Großbritannien

Dem Hass die Stirn bieten

Will einen Neuanfang: Keir Starmer Foto: imago images/i Images

Großbritannien

Dem Hass die Stirn bieten

Der neue Labour-Chef Keir Starmer spricht vor den jüdischen Genossen

von Daniel Zylbersztajn-Lewandowski  03.12.2020 08:27 Uhr

»Ich kann Ihnen nicht sagen, wie enttäuscht ich über die Worte des ehemaligen Parteivorsitzenden war», erklärte am Sonntag Keir Starmer, seit April Chef der Labour-Partei. Seine Bemerkung galt Jeremy Corbyn.
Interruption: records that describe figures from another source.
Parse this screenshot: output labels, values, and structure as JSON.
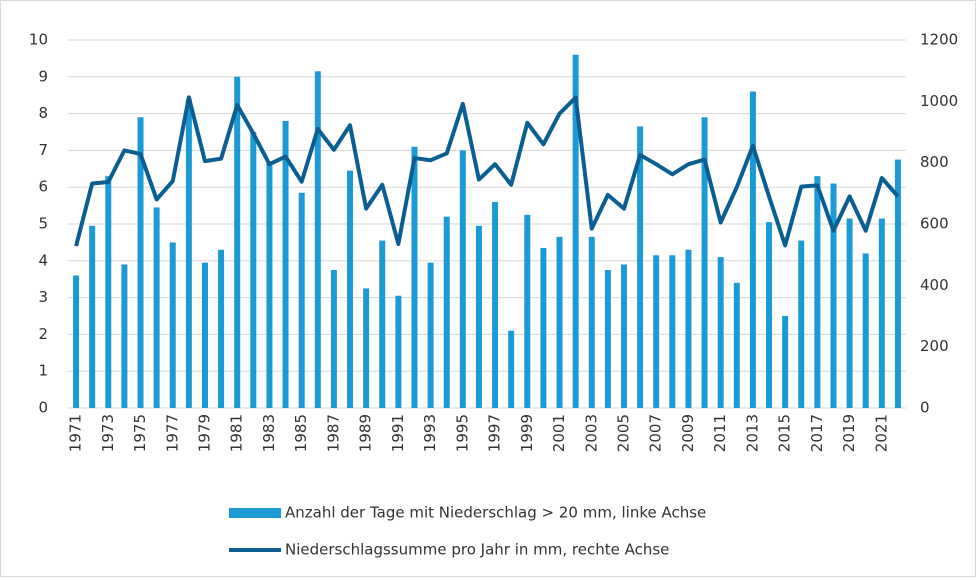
{
  "chart_data": {
    "type": "bar_line",
    "categories": [
      "1971",
      null,
      "1973",
      null,
      "1975",
      null,
      "1977",
      null,
      "1979",
      null,
      "1981",
      null,
      "1983",
      null,
      "1985",
      null,
      "1987",
      null,
      "1989",
      null,
      "1991",
      null,
      "1993",
      null,
      "1995",
      null,
      "1997",
      null,
      "1999",
      null,
      "2001",
      null,
      "2003",
      null,
      "2005",
      null,
      "2007",
      null,
      "2009",
      null,
      "2011",
      null,
      "2013",
      null,
      "2015",
      null,
      "2017",
      null,
      "2019",
      null,
      "2021",
      null
    ],
    "series": [
      {
        "name": "Anzahl der Tage mit Niederschlag > 20 mm, linke Achse",
        "type": "bar",
        "color": "#1b9ad6",
        "values": [
          3.6,
          4.95,
          6.3,
          3.9,
          7.9,
          5.45,
          4.5,
          8.4,
          3.95,
          4.3,
          9.0,
          7.5,
          6.7,
          7.8,
          5.85,
          9.15,
          3.75,
          6.45,
          3.25,
          4.55,
          3.05,
          7.1,
          3.95,
          5.2,
          7.0,
          4.95,
          5.6,
          2.1,
          5.25,
          4.35,
          4.65,
          9.6,
          4.65,
          3.75,
          3.9,
          7.65,
          4.15,
          4.15,
          4.3,
          7.9,
          4.1,
          3.4,
          8.6,
          5.05,
          2.5,
          4.55,
          6.3,
          6.1,
          5.15,
          4.2,
          5.15,
          6.75
        ]
      },
      {
        "name": "Niederschlagssumme pro Jahr in mm, rechte Achse",
        "type": "line",
        "axis": "y2",
        "color": "#0b5e91",
        "values": [
          528,
          732,
          737,
          840,
          828,
          680,
          740,
          1013,
          805,
          813,
          988,
          895,
          795,
          820,
          738,
          910,
          842,
          922,
          650,
          728,
          535,
          815,
          808,
          830,
          992,
          745,
          795,
          728,
          930,
          860,
          960,
          1012,
          585,
          695,
          650,
          825,
          795,
          762,
          795,
          810,
          605,
          720,
          855,
          690,
          530,
          722,
          726,
          578,
          690,
          578,
          750,
          690
        ]
      }
    ],
    "ylim": [
      0,
      10
    ],
    "yticks": [
      0,
      1,
      2,
      3,
      4,
      5,
      6,
      7,
      8,
      9,
      10
    ],
    "y2lim": [
      0,
      1200
    ],
    "y2ticks": [
      0,
      200,
      400,
      600,
      800,
      1000,
      1200
    ],
    "grid": true,
    "legend": "bottom"
  }
}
Dieser hatte am 29. Oktober, kurz nachdem die britische Gleichberechtigungs- und Menschenrechtskommission (EHRC) ihren Bericht über den Antisemitismus in der Partei veröffentlicht hatte, erklärt, der Antisemitismus in der Partei werde überspitzt dargestellt. «Es ist eine Situation, in der ich nicht sein wollte», sagte Starmer vor mehr als 650 zugeschalteten Teilnehmern einer eintägigen «Zoom»-Konferenz der britischen jüdischen Arbeiterbewegung Jewish Labour Movement (JLM).

schritte Seiner Meinung nach würden die nächsten Schritte deswegen schwerer sein. «Ich hatte gehofft, dass der 29. Oktober den Opfern des Hasses gilt. Stattdessen richtete sich alle Aufmerksamkeit auf ihn selbst», bemerkte Starmer, der auf der Konferenz im Gespräch mit der jüdischen Labour-Abgeordneten Ruth Smeeth auftrat.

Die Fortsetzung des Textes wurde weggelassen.